CLOUZA COLUMN

勤怠管理コラム

賃金台帳は、労働基準法により作成・保存が義務付けられている帳簿です。
したがって従業員を1人でも雇っていれば、必ず適切に作成・保存をしなければなりません。
しかし実際のところは、賃金台帳を備えていない、あるいはその記載内容が不十分であるなど、不備がある場合も少なくありません。
そこで今回は、賃金台帳に用いるべき様式、記載しなければいけない事項、保存すべき期間、給与明細との違いなどについてお伝えします。

 

賃金台帳とは?

賃金台帳とは、労働基準法第108条によって使用者に作成が義務付けられている法定帳簿で、給与支払に関する情報を記録するためのものです。
賃金台帳、出勤簿、従業員名簿を法定三帳簿と呼びますが、その中でも賃金は従業員の生活に直結する重要な事項です。
その記録を正確に残すという趣旨から、法律などにより様々な定めがあり、普段から法律のルールに則った作成・保存を心掛けなければなりません。

賃金台帳を作成する対象は、全ての従業員です。
パートやアルバイトはもちろん、日雇労働者であっても作成する必要があります。
なお役員については、そもそも従業員ではないため作成の必要はありませんが、兼務役員の場合は、従業員としての立場も併せ持つため、作成の対象です。
また複数の事業所がある場合は、事業所ごとに作成・保存しなければなりません。

さらに賃金台帳は、賃金が支払われるたびに記入しなければなりません。
したがって、月に1回は必ず記入します。

 

賃金台帳に記載すべき事項・用いるべき様式

賃金台帳は、給与に関する情報を任意に記載すればよいのではなく、記載すべき事項が以下のとおり決められています。

  1. 労働者氏名
  2. 性別
  3. 賃金の計算期間
  4. 労働日数
  5. 労働時間数
  6. 時間外労働時間数
  7. 深夜労働時間数
  8. 休日労働時間数
  9. 基本給や手当などの種類と額
  10. 控除項目と額

「賃金の計算期間」では、当月の賃金計算の開始日から締め日を記載します。
例えば月末締めの会社であれば、2019年6月1日~6月30日と記載します。
ただし雇用期間1か月未満の日雇労働者などの場合、賃金の計算期間を書く必要はありません。

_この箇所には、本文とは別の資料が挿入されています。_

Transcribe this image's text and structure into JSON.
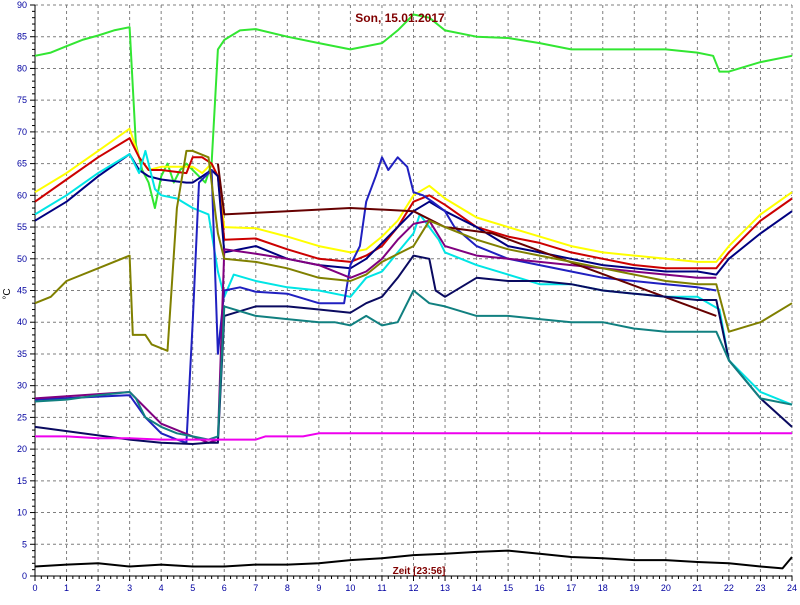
{
  "chart_data": {
    "type": "line",
    "title": "Son, 15.01.2017",
    "xlabel": "Zeit [23:56]",
    "ylabel": "°C",
    "xlim": [
      0,
      24
    ],
    "ylim": [
      0,
      90
    ],
    "x_ticks": [
      "0",
      "1",
      "2",
      "3",
      "4",
      "5",
      "6",
      "7",
      "8",
      "9",
      "10",
      "11",
      "12",
      "13",
      "14",
      "15",
      "16",
      "17",
      "18",
      "19",
      "20",
      "21",
      "22",
      "23",
      "24"
    ],
    "y_ticks": [
      "0",
      "5",
      "10",
      "15",
      "20",
      "25",
      "30",
      "35",
      "40",
      "45",
      "50",
      "55",
      "60",
      "65",
      "70",
      "75",
      "80",
      "85",
      "90"
    ],
    "grid": true,
    "legend": "none",
    "series": [
      {
        "color": "#32e632",
        "width": 2,
        "x": [
          0,
          0.5,
          1,
          1.5,
          2,
          2.5,
          3,
          3.2,
          3.4,
          3.6,
          3.8,
          4.0,
          4.2,
          4.4,
          4.6,
          4.8,
          5.0,
          5.2,
          5.4,
          5.6,
          5.8,
          6,
          6.5,
          7,
          8,
          9,
          10,
          11,
          11.5,
          12,
          12.5,
          13,
          14,
          15,
          16,
          17,
          18,
          19,
          20,
          21,
          21.5,
          21.7,
          22,
          23,
          24
        ],
        "y": [
          82,
          82.5,
          83.5,
          84.5,
          85.2,
          86,
          86.5,
          68,
          64,
          62,
          58,
          63,
          65,
          62,
          64,
          65,
          64,
          63,
          62,
          65,
          83,
          84.5,
          86,
          86.2,
          85,
          84,
          83,
          84,
          86,
          88.5,
          88,
          86,
          85,
          84.8,
          84,
          83,
          83,
          83,
          83,
          82.5,
          82,
          79.5,
          79.5,
          81,
          82
        ]
      },
      {
        "color": "#ffff00",
        "width": 2,
        "x": [
          0,
          1,
          2,
          3,
          3.3,
          3.6,
          4,
          4.5,
          5,
          5.3,
          5.6,
          5.8,
          6,
          7,
          8,
          9,
          10,
          10.5,
          11,
          11.5,
          12,
          12.5,
          13,
          14,
          15,
          16,
          17,
          18,
          19,
          20,
          21,
          21.6,
          22,
          23,
          24
        ],
        "y": [
          60.5,
          63.5,
          67,
          70.5,
          66,
          64,
          64.5,
          64.5,
          64.5,
          63.5,
          65,
          63,
          55,
          54.8,
          53.5,
          52,
          51,
          51.5,
          53.5,
          56,
          60,
          61.5,
          59.5,
          56.5,
          55,
          53.5,
          52,
          51,
          50.5,
          50,
          49.5,
          49.5,
          52,
          57,
          60.5
        ]
      },
      {
        "color": "#cc0000",
        "width": 2,
        "x": [
          0,
          1,
          2,
          3,
          3.3,
          3.6,
          4,
          4.8,
          5,
          5.3,
          5.6,
          5.8,
          6,
          7,
          8,
          9,
          10,
          10.5,
          11,
          11.5,
          12,
          12.5,
          13,
          14,
          15,
          16,
          17,
          18,
          19,
          20,
          21,
          21.6,
          22,
          23,
          24
        ],
        "y": [
          59,
          62.5,
          66,
          69,
          66,
          64,
          64,
          63.5,
          66,
          66,
          65,
          63,
          53,
          53.2,
          51.5,
          50,
          49.5,
          50.5,
          52,
          55,
          59,
          60,
          58.5,
          55,
          53.5,
          52.5,
          51,
          50,
          49,
          48.5,
          48.5,
          48.5,
          51,
          56,
          59.5
        ]
      },
      {
        "color": "#000080",
        "width": 2,
        "x": [
          0,
          1,
          2,
          3,
          3.3,
          3.6,
          4,
          4.8,
          5,
          5.3,
          5.6,
          5.8,
          6,
          7,
          8,
          9,
          10,
          10.5,
          11,
          11.5,
          12,
          12.5,
          13,
          14,
          15,
          16,
          17,
          18,
          19,
          20,
          21,
          21.6,
          22,
          23,
          24
        ],
        "y": [
          56,
          59,
          63,
          66.5,
          64,
          63,
          62.5,
          62,
          62,
          63,
          64,
          63,
          51,
          52,
          50,
          49,
          48.5,
          50,
          52.5,
          55,
          57.5,
          59,
          57.5,
          55,
          52,
          51,
          50,
          49,
          48.5,
          48,
          48,
          47.5,
          50,
          54,
          57.5
        ]
      },
      {
        "color": "#00e5e5",
        "width": 2,
        "x": [
          0,
          1,
          2,
          3,
          3.3,
          3.5,
          3.8,
          4,
          4.5,
          5,
          5.5,
          5.8,
          6,
          6.3,
          7,
          8,
          9,
          10,
          10.5,
          11,
          11.5,
          12,
          12.2,
          12.5,
          12.8,
          13,
          14,
          15,
          16,
          17,
          18,
          19,
          20,
          21,
          21.7,
          22,
          23,
          24
        ],
        "y": [
          57,
          60,
          63.5,
          66.5,
          63.5,
          67,
          61,
          60,
          59.5,
          58,
          57,
          48,
          44,
          47.5,
          46.5,
          45.5,
          45,
          44,
          47,
          48,
          51,
          54,
          57,
          55,
          53,
          51,
          49,
          47.5,
          46,
          46,
          45,
          44.5,
          44,
          44,
          42,
          34,
          29,
          27
        ]
      },
      {
        "color": "#2020c0",
        "width": 2,
        "x": [
          0,
          3,
          3.5,
          4,
          4.5,
          4.8,
          5.0,
          5.2,
          5.6,
          5.8,
          6,
          6.5,
          7,
          8,
          9,
          9.8,
          10,
          10.3,
          10.5,
          10.8,
          11,
          11.2,
          11.5,
          11.8,
          12,
          12.3,
          12.6,
          13,
          13.3,
          14,
          15,
          16,
          17,
          18,
          19,
          20,
          21,
          21.6
        ],
        "y": [
          27.8,
          28.5,
          25,
          22.5,
          21.5,
          21,
          40,
          62,
          64,
          35,
          45,
          45.5,
          44.8,
          44.5,
          43,
          43,
          49,
          52,
          59,
          63,
          66,
          64,
          66,
          64.5,
          60.5,
          60,
          59,
          57.5,
          55,
          52,
          50,
          49,
          48,
          47,
          46.5,
          46,
          45.5,
          45
        ]
      },
      {
        "color": "#800080",
        "width": 2,
        "x": [
          0,
          3,
          4,
          5,
          5.5,
          5.8,
          6,
          7,
          8,
          9,
          10,
          10.5,
          11,
          11.5,
          12,
          12.5,
          13,
          14,
          15,
          16,
          17,
          18,
          19,
          20,
          21,
          21.6
        ],
        "y": [
          28,
          29,
          24,
          22,
          21,
          21.5,
          51.5,
          50.8,
          50,
          49,
          47,
          48,
          50,
          53,
          55.5,
          56,
          52,
          50.5,
          50,
          49.5,
          49,
          48.5,
          48,
          47.5,
          47,
          47
        ]
      },
      {
        "color": "#660000",
        "width": 2,
        "x": [
          5.8,
          6,
          8,
          10,
          12,
          13,
          14.5,
          21.6
        ],
        "y": [
          65,
          57,
          57.5,
          58,
          57.5,
          55,
          54,
          41
        ]
      },
      {
        "color": "#808000",
        "width": 2,
        "x": [
          0,
          0.5,
          1,
          2,
          3,
          3.1,
          3.5,
          3.7,
          4.2,
          4.5,
          4.8,
          5,
          5.5,
          5.8,
          6,
          7,
          8,
          9,
          10,
          10.5,
          11,
          12,
          12.5,
          13,
          14,
          15,
          16,
          17,
          18,
          19,
          20,
          21,
          21.6,
          22,
          23,
          24
        ],
        "y": [
          43,
          44,
          46.5,
          48.5,
          50.5,
          38,
          38,
          36.5,
          35.5,
          58,
          67,
          67,
          66,
          54,
          50,
          49.5,
          48.5,
          47,
          46.5,
          47.5,
          49.5,
          52,
          56,
          55,
          53,
          51.5,
          50.5,
          49.5,
          48.5,
          47.5,
          46.5,
          46,
          46,
          38.5,
          40,
          43
        ]
      },
      {
        "color": "#0a0a60",
        "width": 2,
        "x": [
          0,
          3,
          4,
          5,
          5.5,
          5.8,
          6,
          7,
          8,
          9,
          10,
          10.5,
          11,
          11.5,
          12,
          12.5,
          12.7,
          13,
          13.5,
          14,
          15,
          16,
          17,
          18,
          19,
          20,
          21,
          21.6,
          22,
          23,
          24
        ],
        "y": [
          23.5,
          21.5,
          21,
          20.8,
          21,
          21,
          41,
          42.5,
          42.5,
          42,
          41.5,
          43,
          44,
          47,
          50.5,
          50,
          45,
          44,
          45.5,
          47,
          46.5,
          46.5,
          46,
          45,
          44.5,
          44,
          43.5,
          43.5,
          34,
          28,
          23.5
        ]
      },
      {
        "color": "#118080",
        "width": 2,
        "x": [
          0,
          1,
          2,
          3,
          3.2,
          3.5,
          4,
          4.5,
          5,
          5.5,
          5.8,
          6,
          7,
          8,
          9,
          9.5,
          10,
          10.5,
          11,
          11.5,
          12,
          12.5,
          13,
          14,
          15,
          16,
          17,
          18,
          19,
          20,
          21,
          21.6,
          22,
          23,
          24
        ],
        "y": [
          27.5,
          27.8,
          28.5,
          29,
          28,
          25,
          23.5,
          22.5,
          22,
          21.5,
          22,
          42.5,
          41,
          40.5,
          40,
          40,
          39.5,
          41,
          39.5,
          40,
          45,
          43,
          42.5,
          41,
          41,
          40.5,
          40,
          40,
          39,
          38.5,
          38.5,
          38.5,
          34,
          28,
          27
        ]
      },
      {
        "color": "#ee00ee",
        "width": 2,
        "x": [
          0,
          0.5,
          1,
          2,
          3,
          4,
          5,
          6,
          7,
          7.3,
          8,
          8.5,
          9,
          10,
          12,
          14,
          16,
          18,
          20,
          22,
          24
        ],
        "y": [
          22,
          22,
          22,
          21.7,
          21.7,
          21.5,
          21.5,
          21.5,
          21.5,
          22,
          22,
          22,
          22.5,
          22.5,
          22.5,
          22.5,
          22.5,
          22.5,
          22.5,
          22.5,
          22.5
        ]
      },
      {
        "color": "#000000",
        "width": 2,
        "x": [
          0,
          1,
          2,
          3,
          4,
          5,
          6,
          7,
          8,
          9,
          10,
          11,
          12,
          13,
          14,
          15,
          16,
          17,
          18,
          19,
          20,
          21,
          22,
          23,
          23.7,
          24
        ],
        "y": [
          1.5,
          1.8,
          2.0,
          1.5,
          1.8,
          1.5,
          1.5,
          1.8,
          1.8,
          2.0,
          2.5,
          2.8,
          3.3,
          3.5,
          3.8,
          4.0,
          3.5,
          3.0,
          2.8,
          2.5,
          2.5,
          2.2,
          2.0,
          1.5,
          1.2,
          3.0
        ]
      }
    ]
  }
}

「労働時間数」については、「時間外」「深夜」「休日」とそれぞれ個別に計算して、時間数を記入する必要があります。

「基本給や手当などの種類と額」では、基本給と手当を分けて記載します。
手当についても項目ごとに分けて、手当名とその額を記入します。

「控除項目と額」では、社会保険料など給与から控除される項目を記載します。
また弁当代や親睦会費など会社で独自に控除しているものも記載します。
ただし、法定外の控除をする際には、「賃金控除に関する協定」を結ぶ必要があります。

以上の項目を網羅していれば、どのような様式で作成・保存しても問題ありません。
ですが厚生労働省作成の様式を用いれば、以上の項目を網羅した賃金台帳を作ることができるため、そちらを使うことをおすすめします。

>>厚生労働省 主要様式ダウンロードコーナー

 

賃金台帳と給与明細の違い

わざわざ賃金台帳を作らなくても、従業員に毎月渡している給与明細を賃金台帳として代用できないか、と思われる方もいらっしゃると思います。
給与明細は、従業員に対して給与の額を説明するためのものであり、賃金額や控除額は記載されているでしょう。

しかし性別や労働時間数などは書かれていないことが多いです。
そうすると前述の10項目を網羅できていないため、賃金台帳として代用することはできません。
その場合は、やはり賃金台帳を別に作る必要があります。

 

賃金台帳の保存について

賃金台帳は、労働基準法第109条によって、3年間の保存義務が課せられています。
また3年間の起算日は、「最後の記入をした日」とされています。
なお保存は必ずしも紙媒体で行う必要はなく、電子データによる保存も認められています。
ただし必要となったときにすぐに画面上に表示し、また印刷できる状態を整えておかなければなりません。
したがってデータだけを備えておくのでは不十分で、それを表示できるパソコンや印刷できるプリンターなどが必要です。

また監査などが行われた時に、どこに保存してあるか分からないと困るので、しっかりと整理して保存しておく必要があります。
さらに誤って消去してしまう可能性もありますので、バックアップなどを行っておくとよりよいでしょう。

 

賃金台帳に関する罰則について

賃金台帳の作成・保存に関して法違反がある場合、労働基準法第120条により、30万円以下の罰金となる可能性もあります。
監査などを契機に違反が発覚したとしても、よほど悪質な場合でない限り即座に罰金が科せられるということは少ないと思いますが、やはり普段から10項目を網羅した賃金台帳を、全従業員分、毎月しっかりと管理していくことが重要です。